The trial was put in the paper, with biography and large portrait,
with other slanderous and insane pictures, and the edition sold
beyond imagination.

The execution of Joyce was a fine and picturesque thing. It
drew a vast crowd. Good places in trees and seats on rail fences
sold for half a dollar apiece; lemonade and gingerbread-stands
had great prosperity. Joyce recited a furious and fantastic and
denunciatory speech on the scaffold which had imposing passages
of school-boy eloquence in it, and gave him a reputation on the
spot as an orator, and his name, later, in the society's records,
of the "Martyr Orator." He went to his death breathing slaughter and
charging his society to "avenge his murder." If he knew anything of
human nature he knew that to plenty of young fellows present in that
great crowd he was a grand hero--and enviably situated.
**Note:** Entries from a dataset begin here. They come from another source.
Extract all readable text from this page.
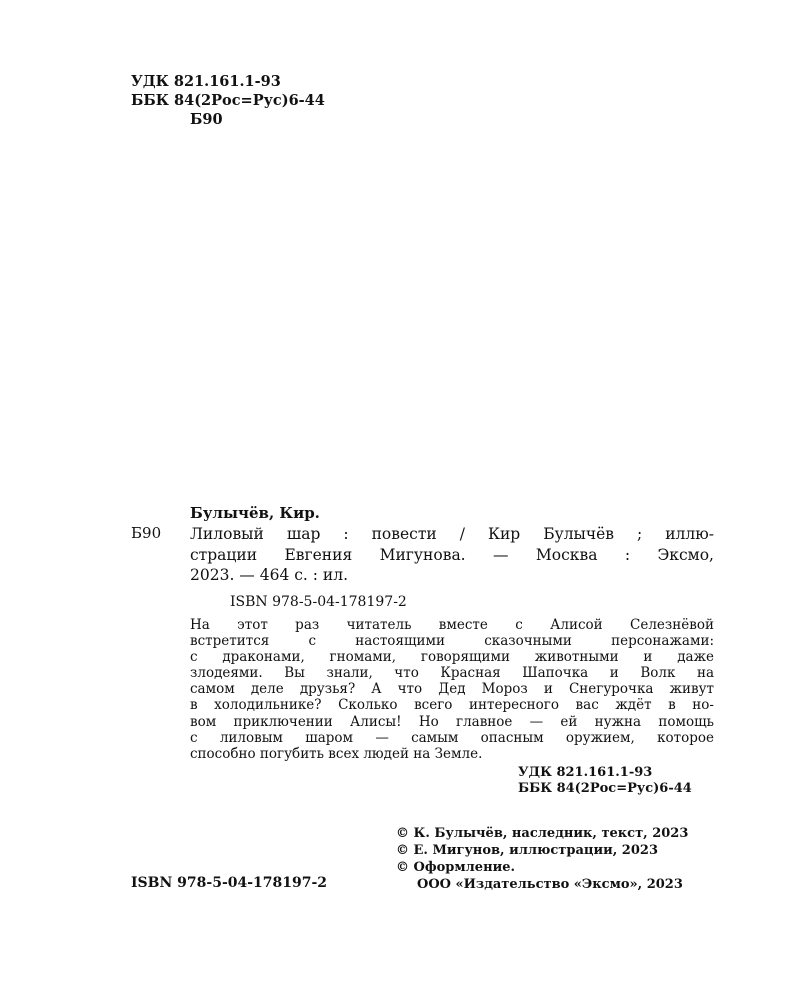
УДК 821.161.1-93
ББК 84(2Рос=Рус)6-44
Б90
Булычёв, Кир.
Б90 Лиловый шар : повести / Кир Булычёв ; иллю-
страции Евгения Мигунова. — Москва : Эксмо,
2023. — 464 с. : ил.
ISBN 978-5-04-178197-2
На этот раз читатель вместе с Алисой Селезнёвой
встретится с настоящими сказочными персонажами:
с драконами, гномами, говорящими животными и даже
злодеями. Вы знали, что Красная Шапочка и Волк на
самом деле друзья? А что Дед Мороз и Снегурочка живут
в холодильнике? Сколько всего интересного вас ждёт в но-
вом приключении Алисы! Но главное — ей нужна помощь
с лиловым шаром — самым опасным оружием, которое
способно погубить всех людей на Земле.
УДК 821.161.1-93
ББК 84(2Рос=Рус)6-44
© К. Булычёв, наследник, текст, 2023
© Е. Мигунов, иллюстрации, 2023
© Оформление.
ООО «Издательство «Эксмо», 2023
ISBN 978-5-04-178197-2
He was hanged. It was a mistake. Within a month from his
death the society which he had honored had twenty new members,
some of them earnest, determined men. They did not court
distinction in the same way, but they celebrated his martyrdom.
The crime which had been obscure and despised had become lofty
and glorified.

Such things were happening all over the country. Wild-
brained martyrdom was succeeded by uprising and organization.
Then, in natural order, followed riot, insurrection, and the
wrack and restitutions of war. It was bound to come, and it
would naturally come in that way. It has been the manner of
reform since the beginning of the world.